Crespin died in 1888. The thirty-three-year-old Dufayel, who had been his close associate, took over direction of the enterprise. In 1890, he became sole proprietor and renamed the store Les Grands Magasins Dufayel. Over the next few years, he developed a new and flamboyant type of retailing. He gradually enlarged the store to include a concert hall, theatre, and winter garden, and offered free lectures, science demonstrations, films, and performances there to draw in customers. The building was topped with a dome surmounted by a searchlight and decorated with sculptures by Alexandre Falguière and Jules Dalou. Between 1901 and 1904, Dufayel published a real-estate catalogue called Indicateur Dufayel, which carried advertisements for apartments and houses for sale or rent.

With his wealth, Dufayel amassed an art collection and bought a house on the avenue Champs-Elysées that had previously belonged to the Duchesse d'Uzès. He demolished the house and started to build an even grander mansion, designed by architect Gustave Rives, who had also worked on the Grands Magasins Dufayel. "One of the most expensive and most pretentious town houses in the world, it was built for the millionaire furniture merchant Dufayel shortly before the [First World] war, but he felt that it was too gorgeous to be lived in and until his death he resided in a more modest dwelling abutting on the court of the palace." After Dufayel died in 1916, the house was used by the French government during the Peace Conference of 1919 as a club for conference officials and members of the foreign press. It was later bought by Standard Oil, but demolished in the early 1920s and replaced by an arcade.

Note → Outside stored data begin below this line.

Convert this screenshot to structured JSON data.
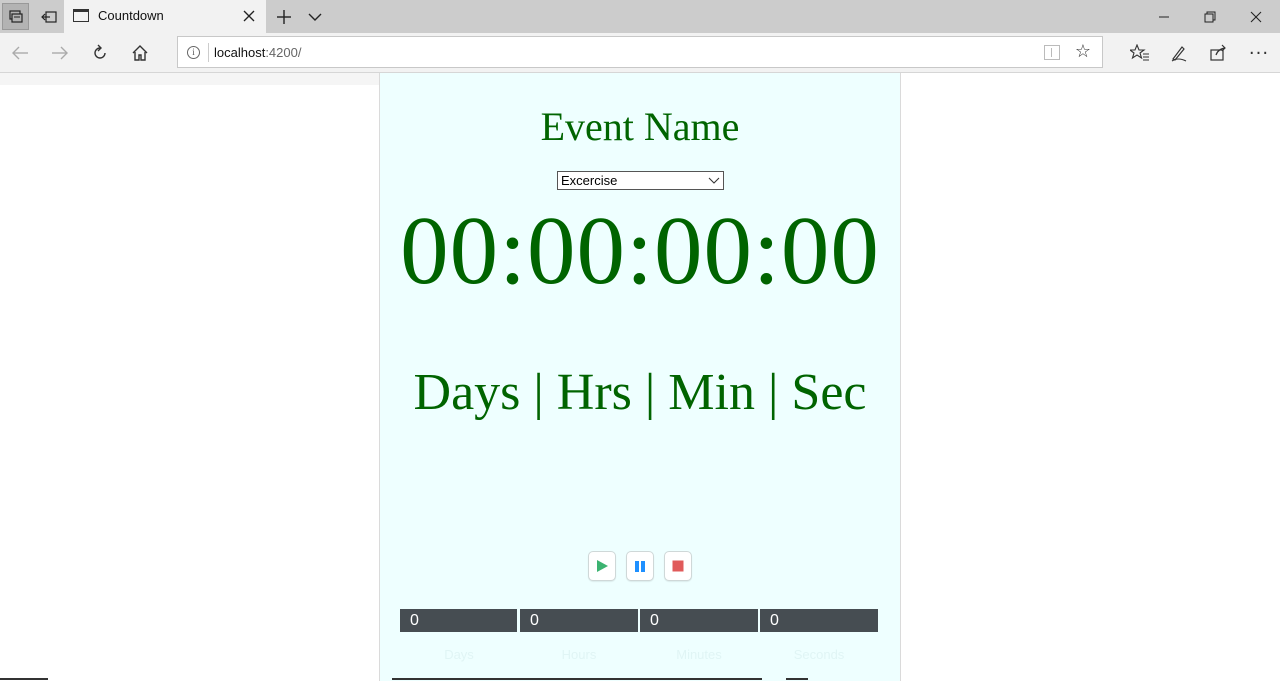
{
  "browser": {
    "tab_title": "Countdown",
    "url_host": "localhost",
    "url_port": ":4200/",
    "icons": {
      "tab_actions": "tab-actions-icon",
      "back_tabs": "set-aside-tabs-icon",
      "new_tab": "plus-icon",
      "tab_menu": "chevron-down-icon",
      "back": "arrow-left-icon",
      "forward": "arrow-right-icon",
      "refresh": "refresh-icon",
      "home": "home-icon",
      "info": "info-icon",
      "reading_view": "reading-view-icon",
      "favorite": "star-icon",
      "favorites_hub": "favorites-list-icon",
      "notes": "pen-icon",
      "share": "share-icon",
      "more": "more-icon"
    }
  },
  "page": {
    "event_name": "Event Name",
    "event_select_value": "Excercise",
    "countdown": "00:00:00:00",
    "unit_labels": "Days | Hrs | Min | Sec",
    "counters": [
      "0",
      "0",
      "0",
      "0"
    ],
    "captions": [
      "Days",
      "Hours",
      "Minutes",
      "Seconds"
    ],
    "colors": {
      "panel_bg": "#eeffff",
      "text_green": "#006400",
      "play": "#3cb371",
      "pause": "#1e90ff",
      "stop": "#e05a5a",
      "counter_bg": "#464d52"
    }
  }
}
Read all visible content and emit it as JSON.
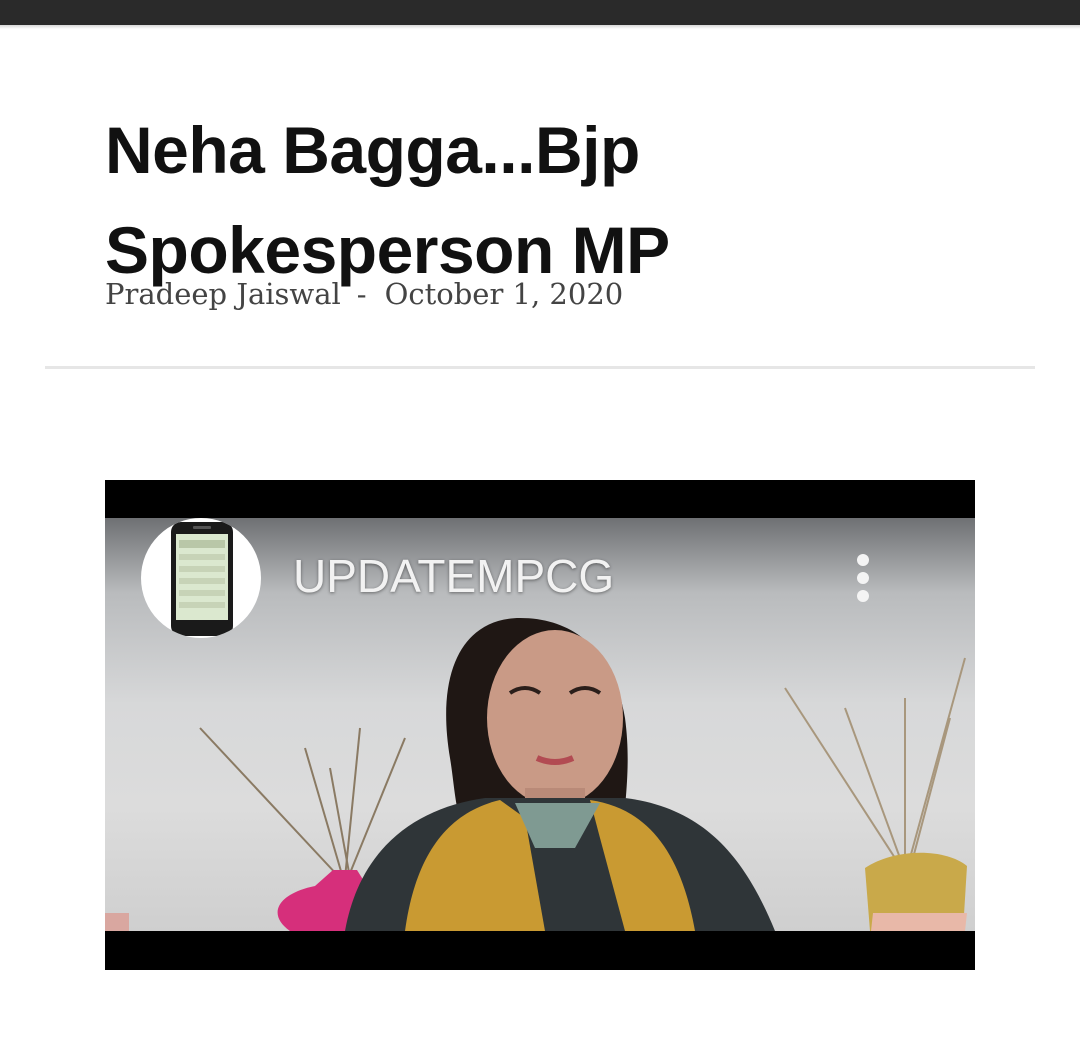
{
  "article": {
    "title": "Neha Bagga...Bjp Spokesperson MP",
    "author": "Pradeep Jaiswal",
    "separator": "-",
    "date": "October 1, 2020"
  },
  "video": {
    "channel_name": "UPDATEMPCG",
    "more_icon": "more-vertical-icon",
    "channel_logo_icon": "phone-icon"
  }
}
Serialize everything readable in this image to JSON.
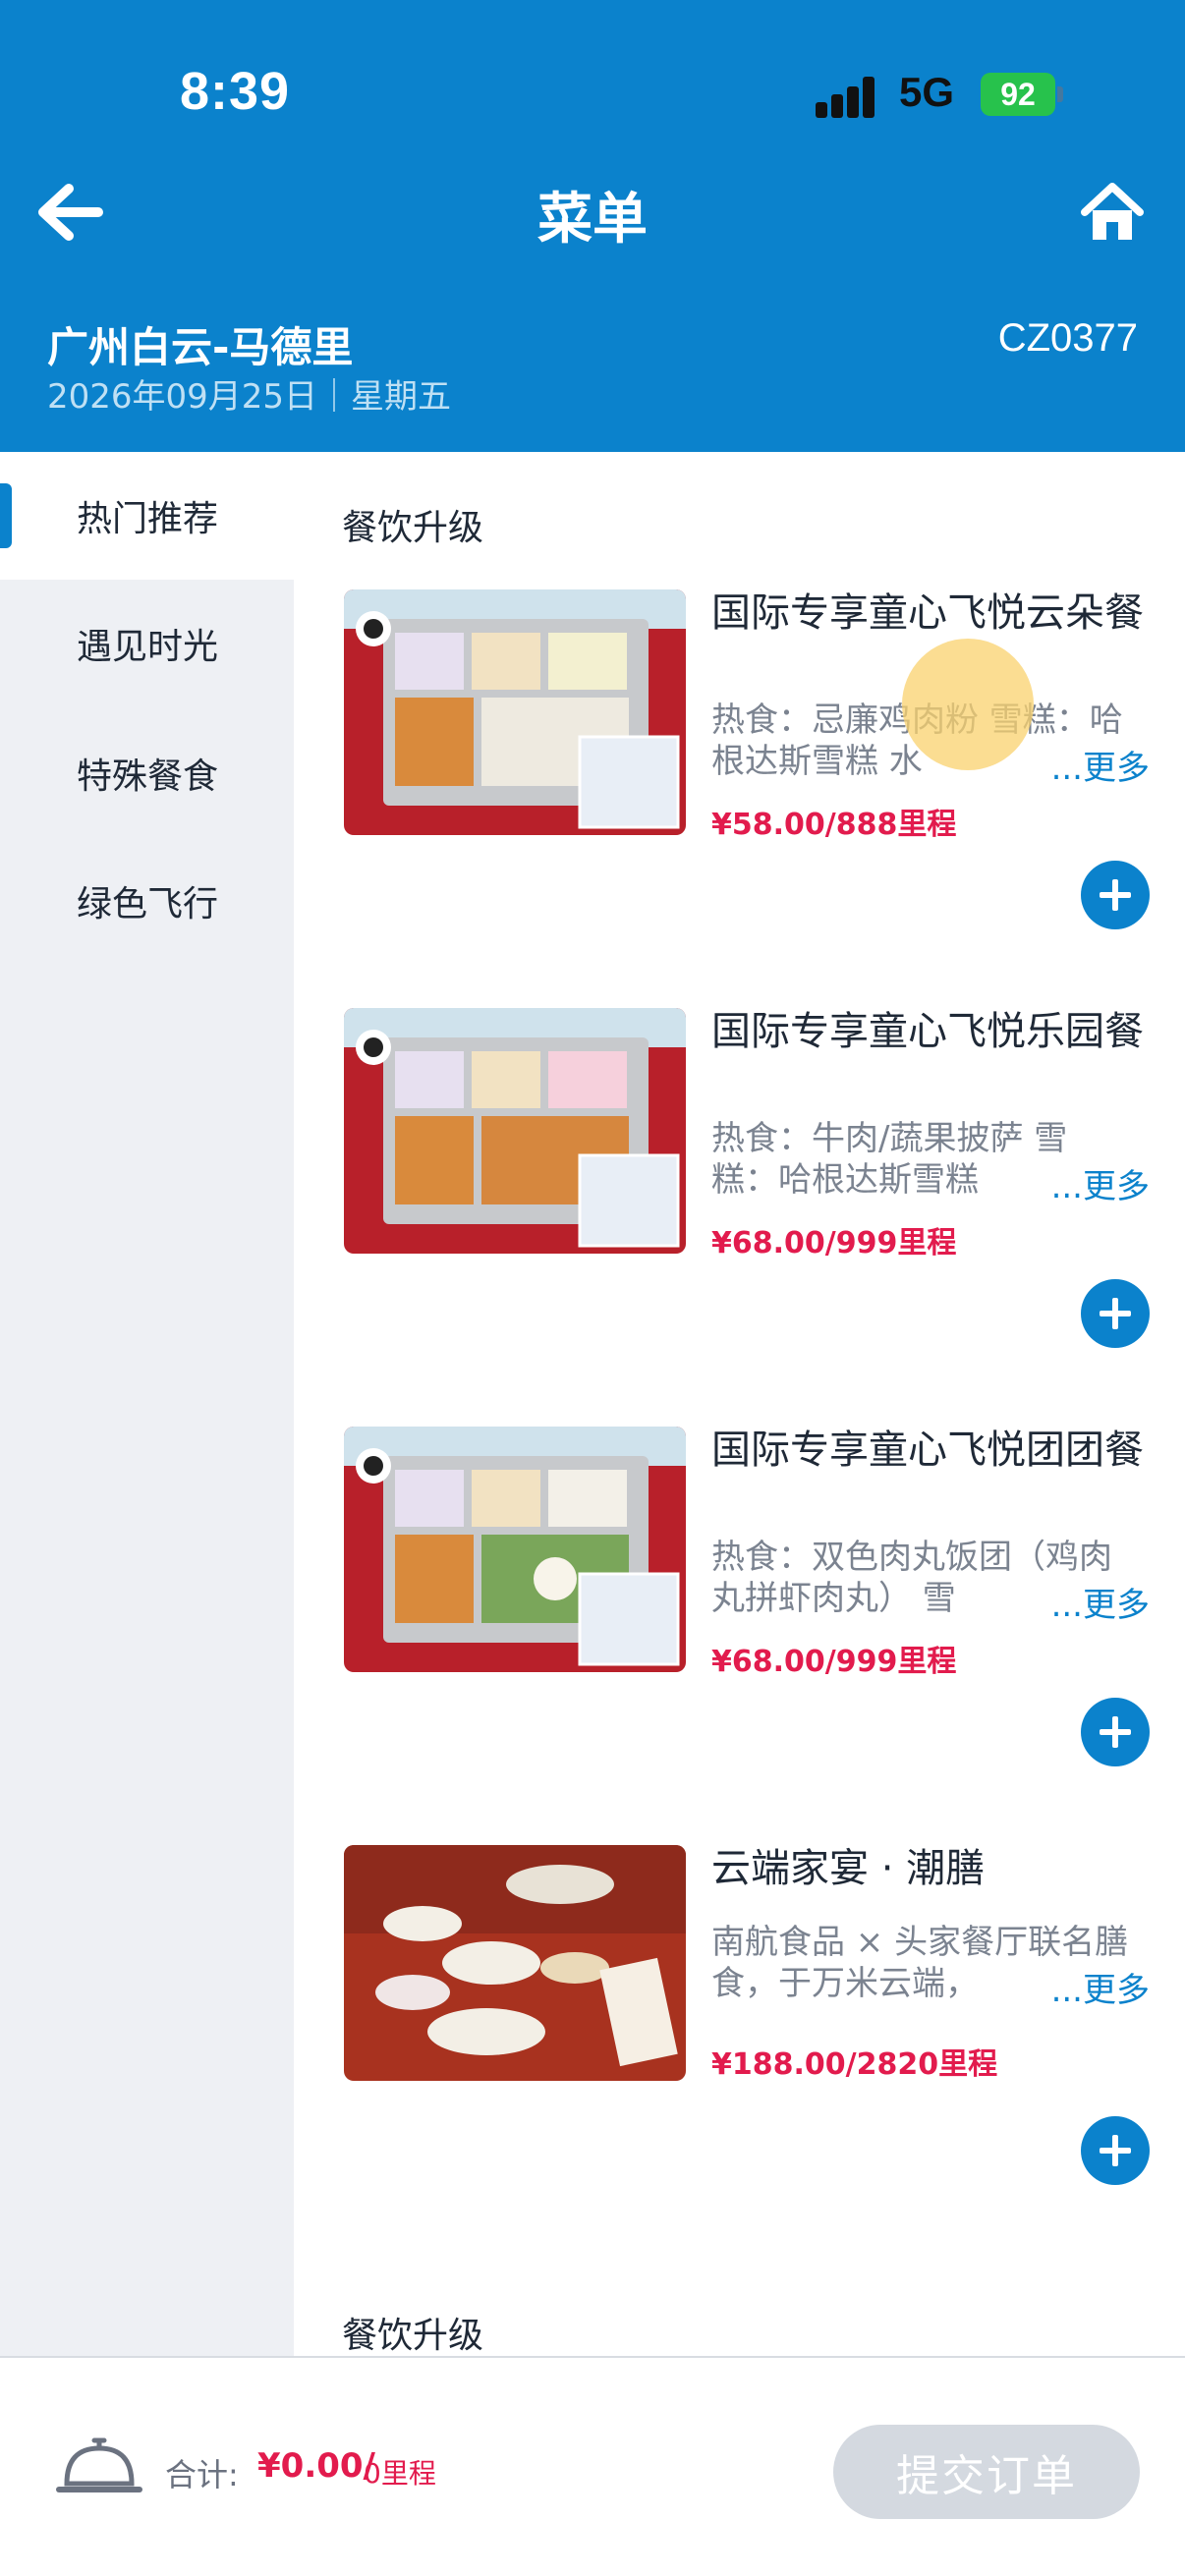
{
  "status": {
    "time": "8:39",
    "network": "5G",
    "battery": "92"
  },
  "header": {
    "title": "菜单",
    "route": "广州白云-马德里",
    "date": "2026年09月25日｜星期五",
    "flight": "CZ0377"
  },
  "sidebar": {
    "items": [
      {
        "label": "热门推荐",
        "active": true
      },
      {
        "label": "遇见时光",
        "active": false
      },
      {
        "label": "特殊餐食",
        "active": false
      },
      {
        "label": "绿色飞行",
        "active": false
      }
    ]
  },
  "main": {
    "section_title": "餐饮升级",
    "section_title_2": "餐饮升级",
    "more_label": "...更多",
    "items": [
      {
        "title": "国际专享童心飞悦云朵餐",
        "desc": "热食：忌廉鸡肉粉 雪糕：哈根达斯雪糕 水",
        "price": "¥58.00/888里程"
      },
      {
        "title": "国际专享童心飞悦乐园餐",
        "desc": "热食：牛肉/蔬果披萨 雪糕：哈根达斯雪糕",
        "price": "¥68.00/999里程"
      },
      {
        "title": "国际专享童心飞悦团团餐",
        "desc": "热食：双色肉丸饭团（鸡肉丸拼虾肉丸） 雪",
        "price": "¥68.00/999里程"
      },
      {
        "title": "云端家宴 · 潮膳",
        "desc": "南航食品 × 头家餐厅联名膳食，于万米云端，",
        "price": "¥188.00/2820里程"
      }
    ]
  },
  "footer": {
    "total_label": "合计:",
    "total_amount": "¥0.00/",
    "total_miles": "0里程",
    "submit_label": "提交订单"
  },
  "colors": {
    "brand": "#0b82cc",
    "price": "#e21b4d",
    "sidebar_bg": "#eef0f4"
  }
}
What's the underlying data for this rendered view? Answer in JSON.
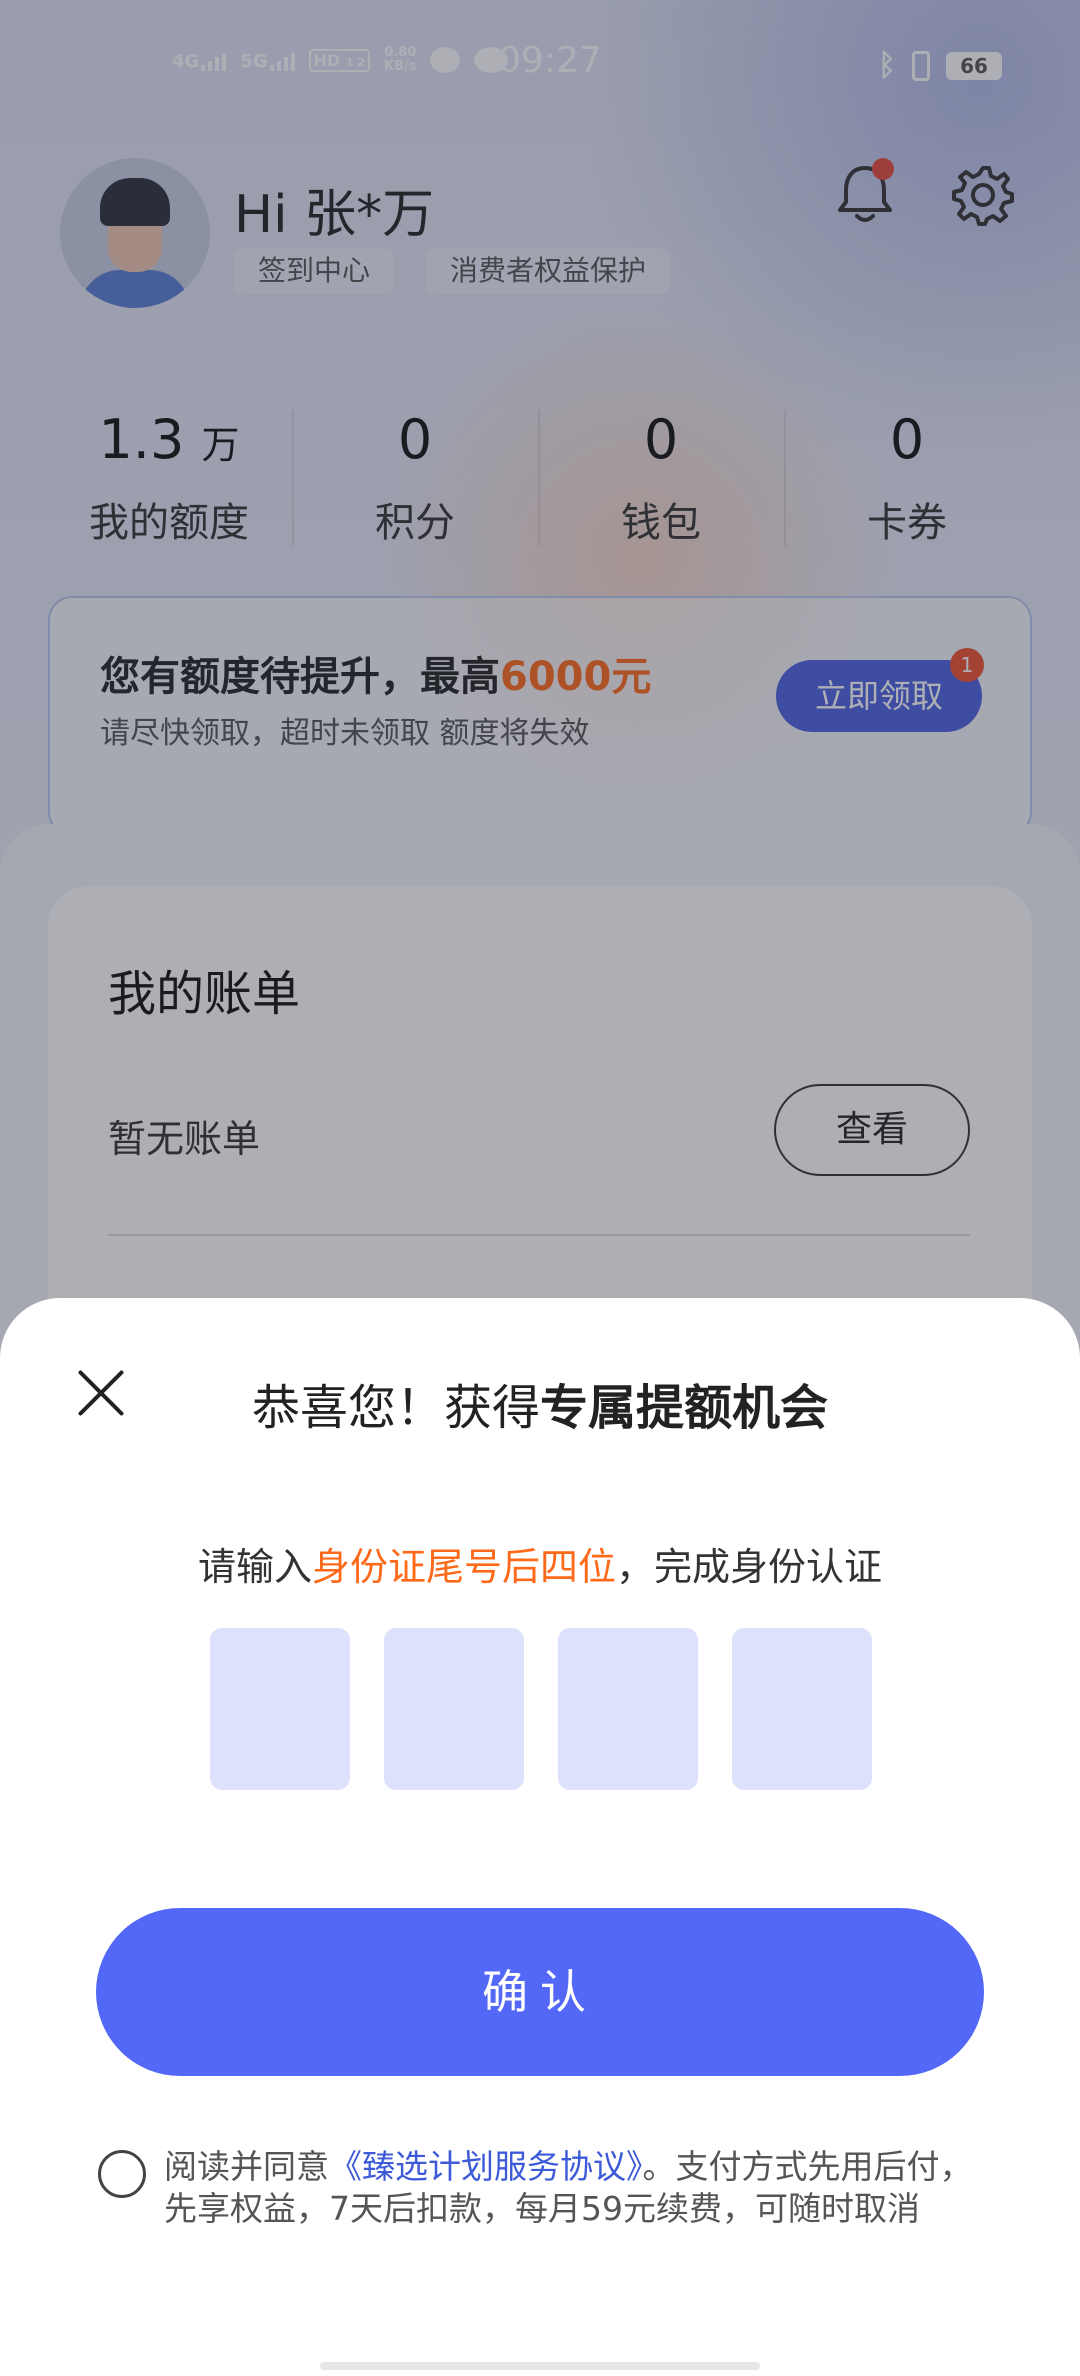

Dufayel also used his wealth to create a seaside resort at Sainte-Adresse, near Le Havre, on the English Channel. It was called "Le Nice-Havrais", designed by architect Ernest Daniel, with imposing buildings and a promenade similar to the one in Nice in the south of France. Gustave Rives contributed designs for the large Immeuble Dufayel, which still stands in the middle of the town, and the Hôtellerie, which was used by the Belgian government in the First World War as Belgium was occupied (it was destroyed by the German army in the Second World War). In the resort town, Dufayel was known as "l'homme à la baignoire d'argent" (the man with the silver bathtub).

Dufayel's obituary in the New York Times notes that he was an officer of the Legion of Honour, a member of the Jury of awards at the Exposition Universelle (1900) in Paris, and a member of the Paris Automobile and Aero Clubs.

Spurned by high society because of his modest origins and his ostentatious tastes, Dufayel avoided all scandal and adopted the motto: "Bien faire et laisser dire," that is, "Do good and let them talk."